Ambitious by design, Vi represents the future of running and fitness gadgets. We’ve spent a lot of time with her – the AI is female – and while right now she’s a great tool for casual and newer runners building fitness, she lacks a few of the essential features that will satisfy the more serious runners chasing PBs.
However, with the ability to support years of software upgrades, Vi can only get better as you do and for those who’d love real-time run coaching but can’t afford it, Vi could make for a good AI option.
8. Halo Sport
Using brain science to improve your performance
Uses science to improve performance
Free scalp massage
Bulky to wear
Audio quality could improve
There’s a reason these headphones look like they’re going to tweak your brain – they are.
Part of a rising trend for applying advanced neuroscience to sport and fitness, Halo Sport employs clever, and somewhat complex, brain science to make you run faster.
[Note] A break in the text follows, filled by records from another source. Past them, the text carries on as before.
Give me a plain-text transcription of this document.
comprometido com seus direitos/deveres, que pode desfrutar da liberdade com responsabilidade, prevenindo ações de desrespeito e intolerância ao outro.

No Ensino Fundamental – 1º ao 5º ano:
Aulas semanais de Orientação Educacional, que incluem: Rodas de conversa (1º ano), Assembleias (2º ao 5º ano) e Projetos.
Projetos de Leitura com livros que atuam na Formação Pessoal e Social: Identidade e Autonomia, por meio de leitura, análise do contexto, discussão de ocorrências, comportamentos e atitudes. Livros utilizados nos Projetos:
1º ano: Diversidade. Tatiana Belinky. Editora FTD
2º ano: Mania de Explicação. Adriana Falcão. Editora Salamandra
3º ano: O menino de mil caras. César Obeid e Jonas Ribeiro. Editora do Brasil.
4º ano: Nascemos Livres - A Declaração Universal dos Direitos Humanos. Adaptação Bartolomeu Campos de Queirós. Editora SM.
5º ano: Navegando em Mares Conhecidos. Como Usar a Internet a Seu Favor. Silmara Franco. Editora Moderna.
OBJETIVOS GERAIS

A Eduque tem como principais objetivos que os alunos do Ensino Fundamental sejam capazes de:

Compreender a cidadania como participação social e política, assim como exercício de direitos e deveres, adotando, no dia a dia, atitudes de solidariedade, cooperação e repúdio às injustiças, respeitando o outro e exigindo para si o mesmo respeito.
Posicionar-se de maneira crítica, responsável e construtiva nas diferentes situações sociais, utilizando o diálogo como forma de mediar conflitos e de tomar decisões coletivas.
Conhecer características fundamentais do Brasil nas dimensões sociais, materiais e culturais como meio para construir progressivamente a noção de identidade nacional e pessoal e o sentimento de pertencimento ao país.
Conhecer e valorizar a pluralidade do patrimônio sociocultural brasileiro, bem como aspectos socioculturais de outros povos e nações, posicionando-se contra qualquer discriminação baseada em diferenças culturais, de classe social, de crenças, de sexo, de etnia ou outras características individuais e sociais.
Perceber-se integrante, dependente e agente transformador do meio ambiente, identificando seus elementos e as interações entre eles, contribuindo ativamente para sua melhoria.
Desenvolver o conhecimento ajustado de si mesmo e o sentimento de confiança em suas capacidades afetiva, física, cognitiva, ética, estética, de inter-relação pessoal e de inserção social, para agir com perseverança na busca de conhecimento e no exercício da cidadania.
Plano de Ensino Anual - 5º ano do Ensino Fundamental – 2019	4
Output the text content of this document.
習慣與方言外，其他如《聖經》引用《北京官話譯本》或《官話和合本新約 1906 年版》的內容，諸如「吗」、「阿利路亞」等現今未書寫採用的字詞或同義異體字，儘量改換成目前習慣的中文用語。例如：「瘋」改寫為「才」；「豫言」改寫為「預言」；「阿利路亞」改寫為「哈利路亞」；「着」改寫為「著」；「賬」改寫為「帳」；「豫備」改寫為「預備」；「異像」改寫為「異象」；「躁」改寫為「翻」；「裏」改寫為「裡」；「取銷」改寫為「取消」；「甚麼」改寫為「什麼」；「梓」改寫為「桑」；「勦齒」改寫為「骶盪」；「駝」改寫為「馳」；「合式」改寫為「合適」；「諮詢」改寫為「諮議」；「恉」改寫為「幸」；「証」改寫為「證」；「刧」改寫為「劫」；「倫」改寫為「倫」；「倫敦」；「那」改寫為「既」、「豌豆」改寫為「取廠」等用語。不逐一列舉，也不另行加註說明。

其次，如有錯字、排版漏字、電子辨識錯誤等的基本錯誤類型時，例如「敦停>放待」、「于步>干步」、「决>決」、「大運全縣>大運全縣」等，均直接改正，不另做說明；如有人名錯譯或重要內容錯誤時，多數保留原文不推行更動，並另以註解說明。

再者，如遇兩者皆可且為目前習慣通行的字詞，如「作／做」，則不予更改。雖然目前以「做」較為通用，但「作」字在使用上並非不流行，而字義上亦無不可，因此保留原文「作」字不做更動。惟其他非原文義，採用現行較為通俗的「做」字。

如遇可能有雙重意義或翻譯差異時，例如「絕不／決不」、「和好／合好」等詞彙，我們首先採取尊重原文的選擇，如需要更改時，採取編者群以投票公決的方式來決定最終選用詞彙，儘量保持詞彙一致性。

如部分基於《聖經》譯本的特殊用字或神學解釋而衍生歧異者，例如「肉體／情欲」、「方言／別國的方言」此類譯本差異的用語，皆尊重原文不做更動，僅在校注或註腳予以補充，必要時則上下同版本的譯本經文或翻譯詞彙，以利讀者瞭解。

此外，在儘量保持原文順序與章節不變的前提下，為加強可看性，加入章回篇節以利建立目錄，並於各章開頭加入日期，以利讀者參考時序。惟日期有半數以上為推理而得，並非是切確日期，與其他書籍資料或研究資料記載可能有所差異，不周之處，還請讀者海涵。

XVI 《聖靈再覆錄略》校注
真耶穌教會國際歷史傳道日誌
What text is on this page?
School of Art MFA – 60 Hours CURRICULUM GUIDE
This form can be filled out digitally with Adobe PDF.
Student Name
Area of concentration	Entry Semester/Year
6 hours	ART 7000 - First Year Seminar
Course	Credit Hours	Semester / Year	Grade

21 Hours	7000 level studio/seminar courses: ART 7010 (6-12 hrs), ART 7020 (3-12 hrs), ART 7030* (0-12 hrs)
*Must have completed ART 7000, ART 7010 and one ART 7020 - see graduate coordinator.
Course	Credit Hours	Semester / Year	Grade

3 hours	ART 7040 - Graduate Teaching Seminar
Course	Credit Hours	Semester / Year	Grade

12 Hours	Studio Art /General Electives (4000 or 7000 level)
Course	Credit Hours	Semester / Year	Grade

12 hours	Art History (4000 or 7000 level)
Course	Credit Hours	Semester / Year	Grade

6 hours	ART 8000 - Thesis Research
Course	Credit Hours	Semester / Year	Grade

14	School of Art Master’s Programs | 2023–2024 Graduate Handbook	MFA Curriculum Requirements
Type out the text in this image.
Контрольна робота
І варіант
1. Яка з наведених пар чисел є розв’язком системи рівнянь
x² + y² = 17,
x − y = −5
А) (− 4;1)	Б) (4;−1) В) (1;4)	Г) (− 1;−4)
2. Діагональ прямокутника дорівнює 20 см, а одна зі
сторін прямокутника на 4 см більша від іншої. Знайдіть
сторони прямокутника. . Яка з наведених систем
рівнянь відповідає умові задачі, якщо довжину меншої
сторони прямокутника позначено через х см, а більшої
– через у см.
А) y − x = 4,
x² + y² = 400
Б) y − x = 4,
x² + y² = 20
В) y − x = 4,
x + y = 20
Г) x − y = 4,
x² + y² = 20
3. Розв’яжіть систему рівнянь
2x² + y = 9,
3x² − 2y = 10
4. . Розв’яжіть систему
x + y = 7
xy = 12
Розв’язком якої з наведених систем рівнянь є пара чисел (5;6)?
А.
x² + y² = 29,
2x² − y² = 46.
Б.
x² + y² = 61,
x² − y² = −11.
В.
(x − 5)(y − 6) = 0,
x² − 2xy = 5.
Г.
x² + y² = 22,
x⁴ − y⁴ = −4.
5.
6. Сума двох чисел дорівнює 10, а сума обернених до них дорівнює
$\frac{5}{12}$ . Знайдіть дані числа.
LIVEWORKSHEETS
Worn before your workout, Halo delivers a tingling electrical stimulation over a 20-minute warm up period known as ‘neuropriming’.
The idea is that electric signals help the movement-controlling neurons in your brain fire more easily.
Your brain learns to repeat movements such as the strides you make when running through a process called plasticity, but neuropriming is intended to get your brain into a state of ‘hyper-plasticity’ so it reaches its fine-tuning state more quickly and you get greater muscle control and better results from your workout.
Small-scale studies with baseball team San Francisco Giants showed improvements in speed and explosiveness and there’s a weight of scientific research to back up their effectiveness.
However, unless you really, really care about shaving that elusive minute off your Parkrun time, then this might be a trend to monitor rather than dive in to at this stage.